Taxes may be on the rise in Cyprus, causing more financial woes for expats living in the beleaguered eurozone.

Cyprus, a popular destination for British expats, is currently negotiating the terms of an EU bailout package to help finance its debts, following in the footsteps of Greece, Portugal and Ireland.

If the bailout is granted, the Cypriot government is likely to sign up to harsh austerity measures as part of the deal. These are expected to come in the form of tax rises rather than spending cuts.

There is plenty of scope to raise taxes, as one of the island's key attractions for British expats is its relatively low tax regime.

A spokesman for international tax specialist Blevins Franks said: “We cannot rule out the possibility that it will look to earn more revenue from income taxes, whether from employment or income from capital. Tax rates here are relatively low.”

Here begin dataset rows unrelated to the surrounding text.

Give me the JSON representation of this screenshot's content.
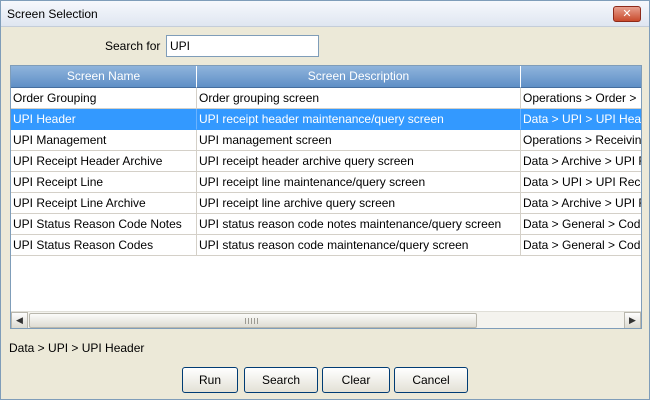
{
  "window": {
    "title": "Screen Selection",
    "close_glyph": "✕"
  },
  "search": {
    "label": "Search for",
    "value": "UPI"
  },
  "grid": {
    "columns": [
      "Screen Name",
      "Screen Description",
      ""
    ],
    "rows": [
      {
        "name": "Order Grouping",
        "description": "Order grouping screen",
        "path": "Operations > Order >",
        "selected": false
      },
      {
        "name": "UPI Header",
        "description": "UPI receipt header maintenance/query screen",
        "path": "Data > UPI > UPI Header",
        "selected": true
      },
      {
        "name": "UPI Management",
        "description": "UPI management screen",
        "path": "Operations > Receiving",
        "selected": false
      },
      {
        "name": "UPI Receipt Header Archive",
        "description": "UPI receipt header archive query screen",
        "path": "Data > Archive > UPI R",
        "selected": false
      },
      {
        "name": "UPI Receipt Line",
        "description": "UPI receipt line maintenance/query screen",
        "path": "Data > UPI > UPI Rece",
        "selected": false
      },
      {
        "name": "UPI Receipt Line Archive",
        "description": "UPI receipt line archive query screen",
        "path": "Data > Archive > UPI R",
        "selected": false
      },
      {
        "name": "UPI Status Reason Code Notes",
        "description": "UPI status reason code notes maintenance/query screen",
        "path": "Data > General > Cod",
        "selected": false
      },
      {
        "name": "UPI Status Reason Codes",
        "description": "UPI status reason code maintenance/query screen",
        "path": "Data > General > Cod",
        "selected": false
      }
    ]
  },
  "scrollbar": {
    "left_icon": "◀",
    "right_icon": "▶"
  },
  "status_path": "Data > UPI > UPI Header",
  "buttons": {
    "run": "Run",
    "search": "Search",
    "clear": "Clear",
    "cancel": "Cancel"
  },
  "colors": {
    "header": "#6a97cc",
    "selection": "#3399ff"
  }
}
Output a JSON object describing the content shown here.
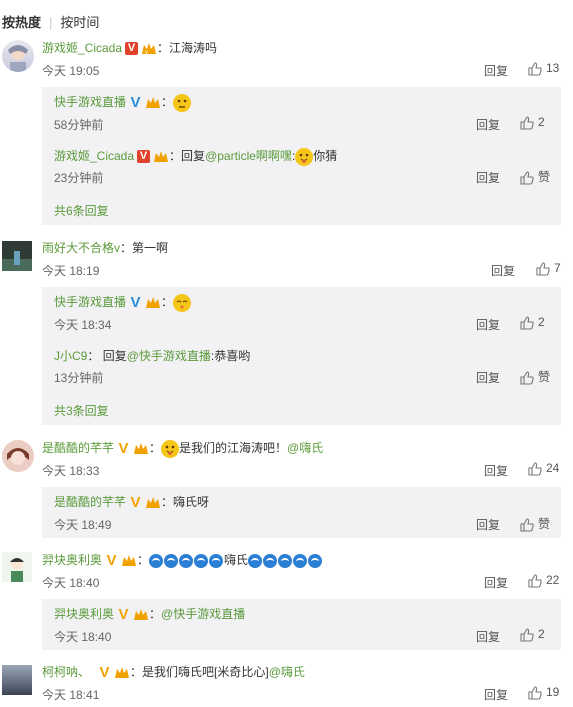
{
  "sort": {
    "hot": "按热度",
    "time": "按时间"
  },
  "comments": [
    {
      "user": "游戏姬_Cicada",
      "text": "江海涛吗",
      "time": "今天 19:05",
      "reply": "回复",
      "likes": "13",
      "subs": [
        {
          "user": "快手游戏直播",
          "text": "",
          "time": "58分钟前",
          "reply": "回复",
          "likes": "2"
        },
        {
          "user": "游戏姬_Cicada",
          "prefix": "回复",
          "mention": "@particle啊啊嘿",
          "suffix": "你猜",
          "time": "23分钟前",
          "reply": "回复",
          "likes": "赞"
        }
      ],
      "more": "共6条回复"
    },
    {
      "user": "雨好大不合格v",
      "text": "第一啊",
      "time": "今天 18:19",
      "reply": "回复",
      "likes": "7",
      "subs": [
        {
          "user": "快手游戏直播",
          "text": "",
          "time": "今天 18:34",
          "reply": "回复",
          "likes": "2"
        },
        {
          "user": "J小C9",
          "prefix": "回复",
          "mention": "@快手游戏直播",
          "suffix": "恭喜哟",
          "time": "13分钟前",
          "reply": "回复",
          "likes": "赞"
        }
      ],
      "more": "共3条回复"
    },
    {
      "user": "是酷酷的芊芊",
      "text": "是我们的江海涛吧！",
      "mention": "@嗨氏",
      "time": "今天 18:33",
      "reply": "回复",
      "likes": "24",
      "subs": [
        {
          "user": "是酷酷的芊芊",
          "text": "嗨氏呀",
          "time": "今天 18:49",
          "reply": "回复",
          "likes": "赞"
        }
      ]
    },
    {
      "user": "羿块奥利奥",
      "text": "嗨氏",
      "time": "今天 18:40",
      "reply": "回复",
      "likes": "22",
      "subs": [
        {
          "user": "羿块奥利奥",
          "mention": "@快手游戏直播",
          "time": "今天 18:40",
          "reply": "回复",
          "likes": "2"
        }
      ]
    },
    {
      "user": "柯柯呐、",
      "text": "是我们嗨氏吧[米奇比心]",
      "mention": "@嗨氏",
      "time": "今天 18:41",
      "reply": "回复",
      "likes": "19"
    }
  ],
  "colors": {
    "username": "#5b9a3a",
    "subbox": "#f2f2f5",
    "vip_red": "#e2422c",
    "vip_blue": "#2a8bd9",
    "vip_gold": "#f2a200"
  }
}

Income tax in Cyprus is charged at 35 per cent at the top rate, compared with 46.5 per cent in Portugal, 52 per cent in Spain and a new rate of 45 per cent being introduced in France. There is a relatively high tax-free threshold of €19,500 (£15,660), which can be earned before tax is payable.
Cyprus also charges no wealth tax, unlike Spain and France, while operating a favourable tax regime for foreign pension income.
Expats feel the government is under pressure to increase its tax grab to reduce its fiscal debts as quickly as possible.
One British expat, who wished to remain anonymous, said: “One possible change could see all those working in Cyprus forced to submit tax returns even if they fall below the taxable threshold. Basically, the government is looking at lots of different ways it could raise its revenues without too much resistance from people.”
Medical fees are also being introduced in state hospitals, value added tax (VAT) will rise to 18 per cent while taxes will be increased on tobacco and alcohol. The Cypriot government is additionally contemplating a property tax on all homes worth more than €500,000 (£401,580).
Cyprus's financial sector has been hit badly by its heavy exposure to troubled Greek banks.